Scientists and scholars push for big data ethics
Earlier this year, social media giant Facebook revealed the results of a study that pulled on the heart strings of its users. The website manipulated the home pages of roughly 700,000 users as part of an emotional experiment in 2012, according to The Guardian. After analyzing the data, the company found it could actually make users feel more positive or negative based on the content.
You may have already heard about this study, but now members of academia are pushing back against the Internet giant, saying the experiment may have been unethical.
According to a Revolution Analytics survey involving 144 scientists from Joint Statistical Meetings, 47 percent of respondents believed the Facebook study was unethical while another 40 percent did not know if the study could be classified as ethical or not, InformationWeek reported.
The result of the survey shows that many members of the scientific community are still grappling with whether or not big data research should contain a finite set of rules and regulations. However, a large group of academic professionals are convinced.
Just recently, Johns Hopkins Berman Institute of Bioethics released a press statement calling for a big data code of ethics to be formulated. In the release, the group points out that an international group of research ethics scholars have already decided that big data ethics is necessary.
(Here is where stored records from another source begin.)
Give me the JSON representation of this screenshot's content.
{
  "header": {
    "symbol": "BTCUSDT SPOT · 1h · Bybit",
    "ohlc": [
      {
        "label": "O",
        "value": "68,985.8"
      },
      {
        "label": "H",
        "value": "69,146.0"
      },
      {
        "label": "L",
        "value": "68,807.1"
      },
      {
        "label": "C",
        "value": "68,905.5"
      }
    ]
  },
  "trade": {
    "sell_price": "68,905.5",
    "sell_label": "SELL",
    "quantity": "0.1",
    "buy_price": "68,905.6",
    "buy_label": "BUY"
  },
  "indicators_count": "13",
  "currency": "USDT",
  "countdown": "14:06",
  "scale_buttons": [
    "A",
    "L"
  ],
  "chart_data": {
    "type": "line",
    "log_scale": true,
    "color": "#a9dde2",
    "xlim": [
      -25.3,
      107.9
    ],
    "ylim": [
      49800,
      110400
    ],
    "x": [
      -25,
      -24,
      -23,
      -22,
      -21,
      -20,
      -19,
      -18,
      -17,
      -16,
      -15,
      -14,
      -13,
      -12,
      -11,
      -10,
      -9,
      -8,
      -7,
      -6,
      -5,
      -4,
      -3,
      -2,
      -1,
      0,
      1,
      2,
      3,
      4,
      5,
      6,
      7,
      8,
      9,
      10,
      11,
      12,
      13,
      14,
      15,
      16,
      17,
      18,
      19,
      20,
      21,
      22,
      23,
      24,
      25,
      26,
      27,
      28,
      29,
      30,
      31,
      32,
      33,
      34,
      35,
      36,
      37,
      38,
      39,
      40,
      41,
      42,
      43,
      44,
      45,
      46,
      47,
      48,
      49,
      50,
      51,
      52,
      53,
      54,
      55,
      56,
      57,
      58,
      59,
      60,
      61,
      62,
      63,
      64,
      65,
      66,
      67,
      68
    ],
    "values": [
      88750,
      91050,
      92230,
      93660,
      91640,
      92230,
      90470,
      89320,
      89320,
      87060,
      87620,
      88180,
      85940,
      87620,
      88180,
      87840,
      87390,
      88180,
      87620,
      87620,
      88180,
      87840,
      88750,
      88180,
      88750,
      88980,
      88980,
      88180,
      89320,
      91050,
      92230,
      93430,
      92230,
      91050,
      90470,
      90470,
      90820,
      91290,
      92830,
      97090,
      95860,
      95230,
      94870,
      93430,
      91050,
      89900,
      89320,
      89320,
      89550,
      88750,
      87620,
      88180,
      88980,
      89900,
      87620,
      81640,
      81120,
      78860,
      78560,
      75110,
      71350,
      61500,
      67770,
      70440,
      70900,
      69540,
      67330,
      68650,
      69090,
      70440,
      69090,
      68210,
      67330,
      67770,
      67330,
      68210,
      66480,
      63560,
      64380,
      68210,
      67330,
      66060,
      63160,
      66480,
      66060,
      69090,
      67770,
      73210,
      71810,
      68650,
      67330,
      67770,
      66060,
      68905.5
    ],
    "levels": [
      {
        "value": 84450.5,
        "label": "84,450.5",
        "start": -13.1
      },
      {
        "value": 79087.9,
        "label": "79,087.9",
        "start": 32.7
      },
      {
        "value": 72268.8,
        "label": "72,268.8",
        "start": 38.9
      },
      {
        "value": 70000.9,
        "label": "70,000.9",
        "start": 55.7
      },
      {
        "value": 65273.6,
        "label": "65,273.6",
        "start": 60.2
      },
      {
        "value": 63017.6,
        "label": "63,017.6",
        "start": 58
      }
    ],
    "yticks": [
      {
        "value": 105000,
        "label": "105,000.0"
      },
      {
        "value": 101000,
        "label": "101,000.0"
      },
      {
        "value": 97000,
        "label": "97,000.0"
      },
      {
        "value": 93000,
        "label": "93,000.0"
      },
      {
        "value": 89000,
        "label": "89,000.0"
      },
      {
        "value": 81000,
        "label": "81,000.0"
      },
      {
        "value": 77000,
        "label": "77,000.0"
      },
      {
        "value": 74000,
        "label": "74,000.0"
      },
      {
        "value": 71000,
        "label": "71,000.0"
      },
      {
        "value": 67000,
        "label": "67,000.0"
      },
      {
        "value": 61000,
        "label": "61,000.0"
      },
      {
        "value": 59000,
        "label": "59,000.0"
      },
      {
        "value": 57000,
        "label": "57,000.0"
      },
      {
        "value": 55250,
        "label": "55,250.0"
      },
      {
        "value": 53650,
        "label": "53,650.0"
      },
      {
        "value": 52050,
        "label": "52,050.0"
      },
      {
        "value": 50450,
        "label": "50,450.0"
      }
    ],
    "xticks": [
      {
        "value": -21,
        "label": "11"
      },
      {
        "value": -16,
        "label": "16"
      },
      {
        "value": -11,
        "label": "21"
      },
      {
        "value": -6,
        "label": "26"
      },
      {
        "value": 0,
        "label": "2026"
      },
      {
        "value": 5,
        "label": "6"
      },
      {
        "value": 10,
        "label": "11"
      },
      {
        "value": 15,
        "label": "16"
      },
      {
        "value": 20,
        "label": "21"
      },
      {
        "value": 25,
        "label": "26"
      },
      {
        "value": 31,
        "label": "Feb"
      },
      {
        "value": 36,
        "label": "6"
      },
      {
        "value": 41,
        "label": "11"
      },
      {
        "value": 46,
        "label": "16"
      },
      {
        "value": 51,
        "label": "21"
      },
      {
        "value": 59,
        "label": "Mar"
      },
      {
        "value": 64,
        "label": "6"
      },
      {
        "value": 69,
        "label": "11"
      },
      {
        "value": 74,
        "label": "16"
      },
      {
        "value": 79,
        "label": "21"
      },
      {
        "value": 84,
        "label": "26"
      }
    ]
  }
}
"The emotive reaction to the Facebook experiment is proof of the public interest in this set of issues as well as an indication that best practices have yet to be identified," the professionals stated, according to Johns Hopkins' press release.
However, while the professionals agree that designing a code of ethics is morally necessary, they concede that designing such guidelines to fit the modern technology may be difficult.
"[It is] in everyone's interest not to attempt forcing a 20th century regulatory regime onto 21st century technologies and approaches to research and innovation," the scholars said, according to the press release.